Liu Yinlong, Chen Guang, Knoll Alois
IEEE Trans Pattern Anal Mach Intell. 2022 Apr;44(4):1949-1962. doi: 10.1109/TPAMI.2020.3027047. Epub 2022 Mar 4.
In man-made environments, most of the objects and structures are organized in the form of orthogonal and parallel planes. These planes can be approximated by an Atlanta world assumption, in which the normals of planes can be represented by Atlanta frames. The Atlanta world assumption has one vertical frame and multiple horizontal frames. Conventionally, given a set of inputs such as surface normals, the Atlanta frame estimation problem can be solved by a branch-and-bound (BnB) algorithm. However, the runtime of the BnB algorithm will increase greatly when the dimensionality (i.e., the number of horizontal frames) increases. In this paper, we estimate only the vertical direction, instead of all Atlanta frames at once. Accordingly, we propose a vertical direction estimation method by considering the relationship between the vertical frame and horizontal frames. Concretely, our approach employs a BnB algorithm to search the vertical direction, thereby guaranteeing global optimality without requiring prior knowledge of the number of Atlanta frames. In order to guarantee convergence, four novel bounds are investigated, by mapping a 3D hemisphere to a 2D region. We verify the feasibility of the proposed method using various challenging synthetic and real-world data.

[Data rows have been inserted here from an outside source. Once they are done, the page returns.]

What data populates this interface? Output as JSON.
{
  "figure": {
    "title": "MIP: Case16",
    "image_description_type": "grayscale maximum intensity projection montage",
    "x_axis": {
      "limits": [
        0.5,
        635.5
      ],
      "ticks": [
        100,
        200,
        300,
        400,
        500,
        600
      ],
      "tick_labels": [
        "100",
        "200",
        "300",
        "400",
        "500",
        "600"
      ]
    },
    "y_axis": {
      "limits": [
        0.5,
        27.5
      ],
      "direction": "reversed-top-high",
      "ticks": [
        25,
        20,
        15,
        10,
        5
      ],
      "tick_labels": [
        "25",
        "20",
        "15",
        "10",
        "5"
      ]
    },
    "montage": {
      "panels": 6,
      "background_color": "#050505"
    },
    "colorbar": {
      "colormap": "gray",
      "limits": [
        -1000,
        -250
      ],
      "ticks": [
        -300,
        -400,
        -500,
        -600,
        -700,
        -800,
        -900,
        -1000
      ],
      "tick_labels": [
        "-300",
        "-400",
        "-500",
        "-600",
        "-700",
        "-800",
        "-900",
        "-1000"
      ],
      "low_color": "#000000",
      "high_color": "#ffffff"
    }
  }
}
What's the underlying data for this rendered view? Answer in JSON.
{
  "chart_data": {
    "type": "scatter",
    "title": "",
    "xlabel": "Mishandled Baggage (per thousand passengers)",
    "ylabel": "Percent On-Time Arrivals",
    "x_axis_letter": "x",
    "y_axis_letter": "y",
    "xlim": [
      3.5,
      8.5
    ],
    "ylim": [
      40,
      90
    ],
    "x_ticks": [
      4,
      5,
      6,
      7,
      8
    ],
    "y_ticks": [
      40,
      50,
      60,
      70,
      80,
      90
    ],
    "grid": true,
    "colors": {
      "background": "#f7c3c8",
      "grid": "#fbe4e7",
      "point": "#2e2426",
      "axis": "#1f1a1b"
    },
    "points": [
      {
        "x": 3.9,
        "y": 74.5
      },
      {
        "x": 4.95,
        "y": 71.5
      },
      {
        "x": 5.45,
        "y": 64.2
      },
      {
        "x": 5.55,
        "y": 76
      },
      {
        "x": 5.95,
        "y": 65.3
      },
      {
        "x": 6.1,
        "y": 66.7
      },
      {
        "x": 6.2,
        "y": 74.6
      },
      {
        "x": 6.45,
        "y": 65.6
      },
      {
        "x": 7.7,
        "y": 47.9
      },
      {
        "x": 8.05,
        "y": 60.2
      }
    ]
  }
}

在人造环境中,大多数物体和结构都是以正交和平行平面的形式组织的。这些平面可以通过亚特兰大世界假设来近似,其中平面的法线可以由亚特兰大框架表示。亚特兰大世界假设具有一个垂直框架和多个水平框架。传统上,给定一组输入,如表面法线,亚特兰大框架估计问题可以通过分支定界(BnB)算法来解决。然而,当维度(即水平框架的数量)增加时,BnB算法的运行时间将大大增加。在本文中,我们只估计垂直方向,而不是一次性估计所有亚特兰大框架。因此,我们通过考虑垂直框架和水平框架之间的关系,提出了一种垂直方向估计方法。具体来说,我们的方法采用BnB算法来搜索垂直方向,从而在不需要亚特兰大框架数量先验知识的情况下保证全局最优性。为了保证收敛性,通过将三维半球映射到二维区域,研究了四个新的边界。我们使用各种具有挑战性的合成数据和真实世界数据验证了所提方法的可行性。